The Decree also requires that additional documents and information be submitted before the Franchisors Registry in order for a registration to be completed. The documents and information filed for registration of the franchisor at the Franchisors' Registry shall now include (in addition to the information required under the existing regime):
- the time period during which the franchisor has developed its franchise business and the total number of franchised and company-owned outlets;
- master franchisees must file a master franchise agreement or trade mark licence agreement evidencing their right to use the franchisor's marks;
- a power of attorney must be submitted if a representative is acting on behalf of a franchisor; and
- all documents filed by foreign companies must be filed in both Spanish and the language of the franchisor.
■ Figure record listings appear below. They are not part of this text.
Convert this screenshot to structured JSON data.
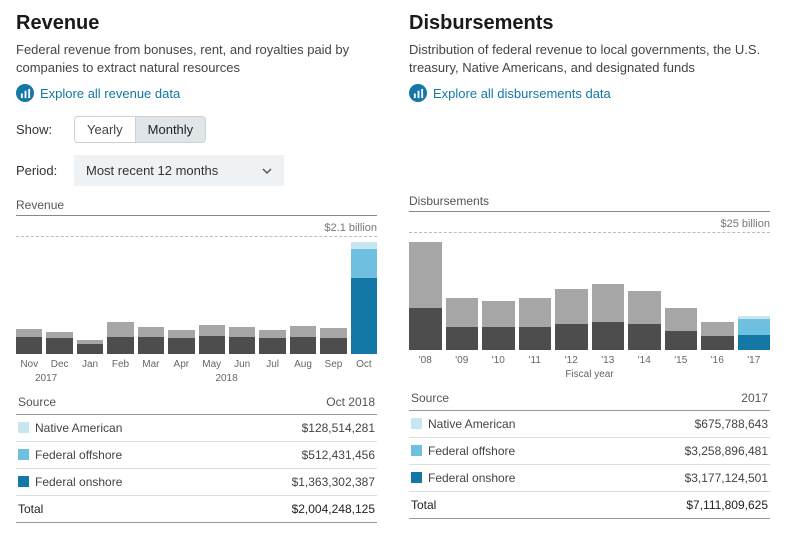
{
  "colors": {
    "link": "#1478a6",
    "seg_light": "#c8e6f0",
    "seg_mid": "#a6a6a6",
    "seg_dark": "#4d4d4d",
    "seg_blue": "#1478a6",
    "seg_lblue": "#6fc0e0",
    "grid_dash": "#bbbbbb",
    "border": "#999999"
  },
  "revenue": {
    "heading": "Revenue",
    "desc": "Federal revenue from bonuses, rent, and royalties paid by companies to extract natural resources",
    "explore": "Explore all revenue data",
    "show_label": "Show:",
    "toggle": {
      "opt1": "Yearly",
      "opt2": "Monthly",
      "active": 2
    },
    "period_label": "Period:",
    "period_value": "Most recent 12 months",
    "chart": {
      "title": "Revenue",
      "y_max_label": "$2.1 billion",
      "y_max": 2.1,
      "categories": [
        "Nov",
        "Dec",
        "Jan",
        "Feb",
        "Mar",
        "Apr",
        "May",
        "Jun",
        "Jul",
        "Aug",
        "Sep",
        "Oct"
      ],
      "year_spans": [
        {
          "label": "2017",
          "cols": 2
        },
        {
          "label": "2018",
          "cols": 10
        }
      ],
      "stacks": [
        {
          "segs": [
            {
              "v": 0.3,
              "c": "seg_dark"
            },
            {
              "v": 0.15,
              "c": "seg_mid"
            }
          ]
        },
        {
          "segs": [
            {
              "v": 0.28,
              "c": "seg_dark"
            },
            {
              "v": 0.12,
              "c": "seg_mid"
            }
          ]
        },
        {
          "segs": [
            {
              "v": 0.18,
              "c": "seg_dark"
            },
            {
              "v": 0.08,
              "c": "seg_mid"
            }
          ]
        },
        {
          "segs": [
            {
              "v": 0.3,
              "c": "seg_dark"
            },
            {
              "v": 0.28,
              "c": "seg_mid"
            }
          ]
        },
        {
          "segs": [
            {
              "v": 0.3,
              "c": "seg_dark"
            },
            {
              "v": 0.18,
              "c": "seg_mid"
            }
          ]
        },
        {
          "segs": [
            {
              "v": 0.28,
              "c": "seg_dark"
            },
            {
              "v": 0.15,
              "c": "seg_mid"
            }
          ]
        },
        {
          "segs": [
            {
              "v": 0.32,
              "c": "seg_dark"
            },
            {
              "v": 0.2,
              "c": "seg_mid"
            }
          ]
        },
        {
          "segs": [
            {
              "v": 0.3,
              "c": "seg_dark"
            },
            {
              "v": 0.18,
              "c": "seg_mid"
            }
          ]
        },
        {
          "segs": [
            {
              "v": 0.28,
              "c": "seg_dark"
            },
            {
              "v": 0.15,
              "c": "seg_mid"
            }
          ]
        },
        {
          "segs": [
            {
              "v": 0.3,
              "c": "seg_dark"
            },
            {
              "v": 0.2,
              "c": "seg_mid"
            }
          ]
        },
        {
          "segs": [
            {
              "v": 0.28,
              "c": "seg_dark"
            },
            {
              "v": 0.18,
              "c": "seg_mid"
            }
          ]
        },
        {
          "segs": [
            {
              "v": 1.36,
              "c": "seg_blue"
            },
            {
              "v": 0.51,
              "c": "seg_lblue"
            },
            {
              "v": 0.13,
              "c": "seg_light"
            }
          ]
        }
      ]
    },
    "table": {
      "source_label": "Source",
      "period_label": "Oct 2018",
      "rows": [
        {
          "swatch": "seg_light",
          "label": "Native American",
          "value": "$128,514,281"
        },
        {
          "swatch": "seg_lblue",
          "label": "Federal offshore",
          "value": "$512,431,456"
        },
        {
          "swatch": "seg_blue",
          "label": "Federal onshore",
          "value": "$1,363,302,387"
        }
      ],
      "total_label": "Total",
      "total_value": "$2,004,248,125"
    }
  },
  "disbursements": {
    "heading": "Disbursements",
    "desc": "Distribution of federal revenue to local governments, the U.S. treasury, Native Americans, and designated funds",
    "explore": "Explore all disbursements data",
    "chart": {
      "title": "Disbursements",
      "y_max_label": "$25 billion",
      "y_max": 25,
      "axis_title": "Fiscal year",
      "categories": [
        "'08",
        "'09",
        "'10",
        "'11",
        "'12",
        "'13",
        "'14",
        "'15",
        "'16",
        "'17"
      ],
      "stacks": [
        {
          "segs": [
            {
              "v": 9,
              "c": "seg_dark"
            },
            {
              "v": 14,
              "c": "seg_mid"
            }
          ]
        },
        {
          "segs": [
            {
              "v": 5,
              "c": "seg_dark"
            },
            {
              "v": 6,
              "c": "seg_mid"
            }
          ]
        },
        {
          "segs": [
            {
              "v": 5,
              "c": "seg_dark"
            },
            {
              "v": 5.5,
              "c": "seg_mid"
            }
          ]
        },
        {
          "segs": [
            {
              "v": 5,
              "c": "seg_dark"
            },
            {
              "v": 6,
              "c": "seg_mid"
            }
          ]
        },
        {
          "segs": [
            {
              "v": 5.5,
              "c": "seg_dark"
            },
            {
              "v": 7.5,
              "c": "seg_mid"
            }
          ]
        },
        {
          "segs": [
            {
              "v": 6,
              "c": "seg_dark"
            },
            {
              "v": 8,
              "c": "seg_mid"
            }
          ]
        },
        {
          "segs": [
            {
              "v": 5.5,
              "c": "seg_dark"
            },
            {
              "v": 7,
              "c": "seg_mid"
            }
          ]
        },
        {
          "segs": [
            {
              "v": 4,
              "c": "seg_dark"
            },
            {
              "v": 5,
              "c": "seg_mid"
            }
          ]
        },
        {
          "segs": [
            {
              "v": 3,
              "c": "seg_dark"
            },
            {
              "v": 3,
              "c": "seg_mid"
            }
          ]
        },
        {
          "segs": [
            {
              "v": 3.2,
              "c": "seg_blue"
            },
            {
              "v": 3.3,
              "c": "seg_lblue"
            },
            {
              "v": 0.7,
              "c": "seg_light"
            }
          ]
        }
      ]
    },
    "table": {
      "source_label": "Source",
      "period_label": "2017",
      "rows": [
        {
          "swatch": "seg_light",
          "label": "Native American",
          "value": "$675,788,643"
        },
        {
          "swatch": "seg_lblue",
          "label": "Federal offshore",
          "value": "$3,258,896,481"
        },
        {
          "swatch": "seg_blue",
          "label": "Federal onshore",
          "value": "$3,177,124,501"
        }
      ],
      "total_label": "Total",
      "total_value": "$7,111,809,625"
    }
  }
}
Royal Decree no. 419/2006 maintains the obligation to update every January the information of any closing or opening of any company-owned or franchised outlets in Spain that occurred during the preceding year. If openings or closings have taken place, the Franchisor must inform the Registry as well. Otherwise, the Registry may delete the Franchisor from the Registry. The Registry may also cancel a registration at the request of the franchisor or following a court decision.
Under the Decree, franchisors may also submit voluntary information, such as:
- quality control certificates and identity of the regulatory body/rules governing such certificates;
- subscription to dispute-resolution systems for conflicts between franchisor and its franchisees;
- agreements to be bound by codes of ethics in the field of franchising;
- subscription to consumer arbitration systems to solve conflicts regarding complaints of consumers; and
- other details which may be deemed to have public interest.
Royal Decree no. 419/2006 declares that the Registry shall include a sub-registry for consolidated franchisors. In order to be considered "consolidated", franchisors will have to meet the following requirements:
- Franchisor must have at least two franchised outlets that have each been open for at least two years; and
- Franchisor must have at least four total outlets, at least two of which must be franchisor-owned.
The Decree does not redefine the term "franchise" or replace any previous registration requirements, rather it provides clarity as to which relationships will be deemed to be "franchises" and expressly excludes certain relationships that had often been confused with franchises. Royal Decree no. 419/2006 also expands the types of documents necessary to complete a franchisor's registration. However, in practice, most of the new documents to be filed with the Registry (i.e., power of attorney, original and translated documents, agreement evidencing licence of rights in favour of master franchisee), were commonly requested by the Registry, so this new regulation effectively conforms the statute's requirements to the common practices already followed by the Registry.
Some in the Spanish franchise community were disappointed that Royal Decree no. 419/2006 did not provide clear guidance on certain aspects of Spanish franchise law (for example, what enforcement measures will be taken against those not complying with Spanish franchise regulations?); however, the new regulation has been generally well received and should be a positive addition to Spain's franchise regulatory scheme.